Did I say stormy? If that brings to mind the New York City brats in Richard Brooks' 1955 movie "Blackboard Jungle," forget it. The troublemaker in Michael Hoffman's film based on a short story in Ethan Canin's "The Palace Thief" would be called a goody-two- shoes if he were in a big city academy. If commenting on the "dresses" (merely togas, actually) that the young men in the third form class of Classics instructor Arthur Hundert (Kevin Kline) constitutes class disruption, give me 35 kids like Sedgewick Bell (Emile Hirsch), who begins his relationship as Mr. Hundert's nemesis and ends, of course, as teacher's pet. What else did this boy, the son of an obnoxious United Senator (Harris Yulin) that eventually led to the special call that the teacher paid to his dad? Why, he exposed his fellow fifteen-year-olds to a Playboy- type magazine! (This, remember, was not in 1950 or in Victorian England, but in the early 1970s, during hippie heydays, when cool teens were more likely to participate in orgies than in bothering to read about them second hand through girlie magazines.)

"The Emperor's Club" is a sincere movie, exquisitely acted by Kevin Kline (no surprise there), using a script over which Michael Medved and William Bennett would jump for joy. It has a PG-13 rating, probably because one of the kids says a vulgarism not in class but in the dormitory of St. Bartholomew's Academy just once, mind you, probably said more to allow the producers to avoid an uncool PG rating than to titillate the teens. Like Robin Williams' character in Peter Weir's 1989 film "Dead Poets Society, Mr. Hundert is a teacher of the humanities, specifically the civilizations of ancient Greece and Rome. Like the older people in all of Ethan Canin's tales from the book "The Palace thief," he appears at the beginning of the story, graying hair and glasses, looking back over his life and wondering just how much impact he made during his career. His major disappointment is in his shaping of the character of Sedgewick Bell, though in the picture's major surprise we find out just why Hundert considers himself a failure in that one case to be a sad one.

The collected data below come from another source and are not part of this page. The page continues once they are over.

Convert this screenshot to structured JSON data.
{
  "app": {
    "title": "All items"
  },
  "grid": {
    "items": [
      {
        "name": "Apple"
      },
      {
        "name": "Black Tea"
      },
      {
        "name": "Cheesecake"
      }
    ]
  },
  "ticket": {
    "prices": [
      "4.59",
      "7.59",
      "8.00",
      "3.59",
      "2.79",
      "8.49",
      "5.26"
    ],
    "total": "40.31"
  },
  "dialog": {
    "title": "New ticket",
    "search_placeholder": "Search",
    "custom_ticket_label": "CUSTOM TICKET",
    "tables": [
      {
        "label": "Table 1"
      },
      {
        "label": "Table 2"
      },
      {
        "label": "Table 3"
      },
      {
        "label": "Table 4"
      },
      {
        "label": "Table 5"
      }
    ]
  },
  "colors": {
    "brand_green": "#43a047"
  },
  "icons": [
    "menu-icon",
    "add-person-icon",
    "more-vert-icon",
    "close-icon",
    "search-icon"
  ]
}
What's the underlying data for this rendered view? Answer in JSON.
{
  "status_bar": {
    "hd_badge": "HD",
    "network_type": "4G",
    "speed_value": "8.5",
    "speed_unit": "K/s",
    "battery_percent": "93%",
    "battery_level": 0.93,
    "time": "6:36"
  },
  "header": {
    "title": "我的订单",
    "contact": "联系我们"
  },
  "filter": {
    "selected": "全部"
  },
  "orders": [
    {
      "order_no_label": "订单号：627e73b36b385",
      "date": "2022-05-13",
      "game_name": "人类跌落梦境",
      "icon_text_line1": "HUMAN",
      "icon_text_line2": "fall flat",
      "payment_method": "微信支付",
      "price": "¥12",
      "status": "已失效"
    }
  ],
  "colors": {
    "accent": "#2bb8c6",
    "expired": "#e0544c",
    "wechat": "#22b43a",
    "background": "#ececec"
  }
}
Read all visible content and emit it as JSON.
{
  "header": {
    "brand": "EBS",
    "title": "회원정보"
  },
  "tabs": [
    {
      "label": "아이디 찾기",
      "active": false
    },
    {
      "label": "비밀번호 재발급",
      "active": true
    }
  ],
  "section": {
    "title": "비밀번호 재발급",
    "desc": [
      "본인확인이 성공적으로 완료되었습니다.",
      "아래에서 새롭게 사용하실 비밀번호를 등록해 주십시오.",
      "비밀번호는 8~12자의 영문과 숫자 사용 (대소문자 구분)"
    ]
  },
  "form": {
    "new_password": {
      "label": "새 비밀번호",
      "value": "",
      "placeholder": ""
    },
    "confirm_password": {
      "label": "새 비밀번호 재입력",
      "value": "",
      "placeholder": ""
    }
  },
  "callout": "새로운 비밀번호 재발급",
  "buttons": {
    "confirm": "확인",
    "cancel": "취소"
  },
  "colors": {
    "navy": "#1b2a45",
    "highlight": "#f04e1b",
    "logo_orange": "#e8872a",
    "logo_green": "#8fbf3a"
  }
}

There are several flaws in Hundert's teaching methodology. He tells the politician father of the troublesome lad that the purpose of learning classic civilizations is to give the boys role models, people who have contributed greatly to their societies. Yet from what we see of his classroom questioning, he attempts to elicit merely short answers from the kids giving us the impression that what's really important to this academy is a knowledge of names and dates. Hundert makes a big deal of an annual contest to which parents and the rest of the school are invited to name Mr. Julius Caesar, the three students who, having passed a series of quizzes, are given the stage and asked a series of increasingly difficult questions. Here again, the questions demand mere short answers, demonstrating no knowledge of what made these people role models. While the classroom abounds in statuettes and paintings The Trial of Socrates, a bust of Plato and another of Socrates there are no discussion of what lies behind each of these works of art. When Hundert is passed over for the job of headmaster when the current holder of that office (Edward Herrmann) dies, he tenders his resignation, notwithstanding the apt counsel of the school's directors that Hundert is a teacher and would not make a good fund-raiser. And when Hundert states that leaders who merely pillaged but contributed nothing to their societies are forgotten, I expected Attila the Hun and Genghiz Khan to rise up from their graves and file rebuttals.

"The Emperor's Club" is a surprising find in yet another season of cynicism, featuring anarchic blockbuster movies like "XXX," sado-masochistic works like "Secretary," and mindless comedies like "Who is Cletis Tout." Though generally as sentimental as Sam Wood's 1939 "Goodbye, Mr. Chips" which garnered an Oscar for Robert Donat in his portrayal of a shy schoolteacher who devotes his life to "the boys" the ironic conclusion saves "The Emperor's Club" from mawkishness. Whatever you think of Neil Tokin's adaptation of Canin's fiction, you'll marvel at Kevin Kline's performance.